Over the past 30-days and since the beginning of 2023, both Solana and Avalanche have steadily outperformed every other top cryptocurrency. We recently discussed how one of the big influences behind this trend is likely to be the institutional adoption of these two chains, with Amazon partnering with Avalanche and Google with Solana within the past month.
The goal of any Layer 1 blockchain is to develop an easy and enjoyable Web3 landscape that attracts both users and developers who will fill the platform with useful financial services, applications, and even games or NFTs. All of these services are based on transactions and payments with that chain's native token, boosting the allocation of external capital into that token and raising the value of each individual token for its investors.
While Ethereum has never been unseated as the top Layer 1 blockchain which is still hovering around a $200 billion market cap, it is widely understood that one chain will not have a monopoly on the space forever and that there are several competitors vying for a chunk of Ethereum’s market share. Based on this idea of healthy competition, we’re seeing SOL and AVAX continue their hot streak as they appear to have been hand-selected as some of the front-runners to rise in the ranks and compete with ETH.
Since the beginning of 2023 Bitcoin has in fact rallied more than Ethereum on a relative basis, as Bitcoin’s market cap dominance is up nearly 5.5% YTD compared to Ethereum’s market cap dominance remaining relatively unchanged.
What is far more interesting than either Ethereum or Bitcoin’s recovery thus far is the continued breakdown in stablecoin dominance of the overall crypto market cap, with the top two stablecoins USDT and USDC losing 23.5% and 26% of their respective dominance levels since the beginning of 2023. Rather than the larger value-plays like BTC and ETH, it appears that those stablecoins are being spent to buy more speculative layer 1s which is just another reason for continued confidence in coins like SOL and AVAX right now.
One last thing to note regarding the overall well-being of the cryptocurrency market is the relationship that it has with stocks.
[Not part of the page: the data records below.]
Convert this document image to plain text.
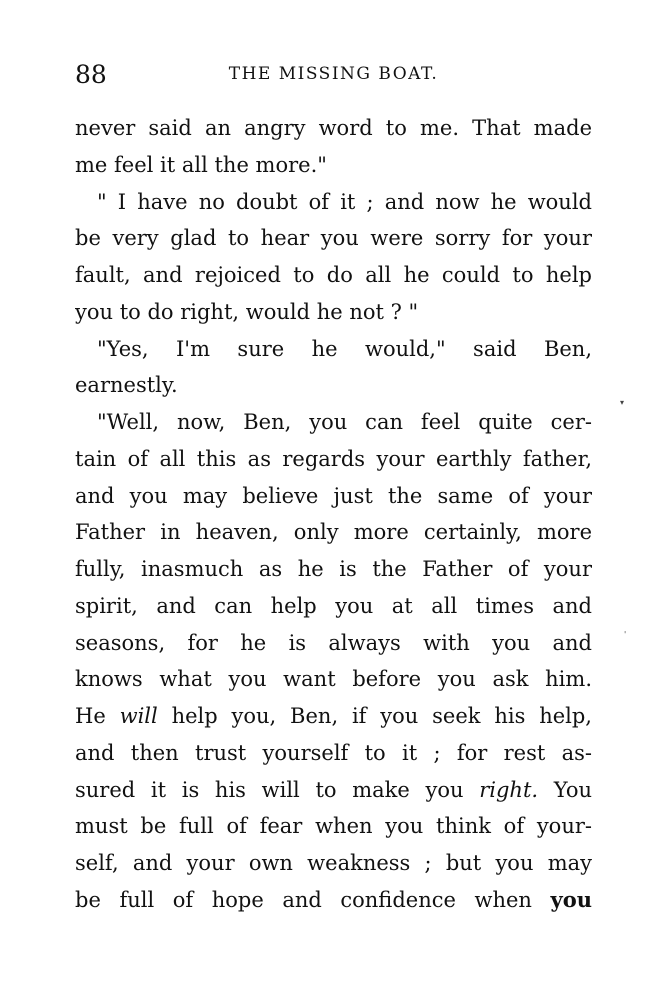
88	THE MISSING BOAT.
never said an angry word to me. That made
me feel it all the more."
" I have no doubt of it ; and now he would
be very glad to hear you were sorry for your
fault, and rejoiced to do all he could to help
you to do right, would he not ? "
"Yes, I'm sure he would," said Ben,
earnestly.
"Well, now, Ben, you can feel quite cer-
tain of all this as regards your earthly father,
and you may believe just the same of your
Father in heaven, only more certainly, more
fully, inasmuch as he is the Father of your
spirit, and can help you at all times and
seasons, for he is always with you and
knows what you want before you ask him.
He will help you, Ben, if you seek his help,
and then trust yourself to it ; for rest as-
sured it is his will to make you right. You
must be full of fear when you think of your-
self, and your own weakness ; but you may
be full of hope and confidence when you
▾
'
We’re sure that everyone has seen the chart of the S&P 500 this week where it looks like the index may finally break above its year-long downtrend that has remained intact since it put in new all-time highs in January of 2022. What you may not have seen is the extremely similar chart for Bitcoin in which that downtrend has now been invalidated since October:
Although there is the daunting possibility that next week’s FOMC could spook the current rally in stocks, a close this week above the long-term downtrend as well as the 50-week moving average for the S&P 500 would be an extremely promising sign for a continuation of the rally in both stocks and the crypto market. If the S&P 500 closes this Friday above that 50-wma, it would also be a strong influence on Bitcoin making a weekend run up to its own 50 and 200-week moving averages which are currently sitting right around the $25,000 level, or about +8% from the current price of BTC.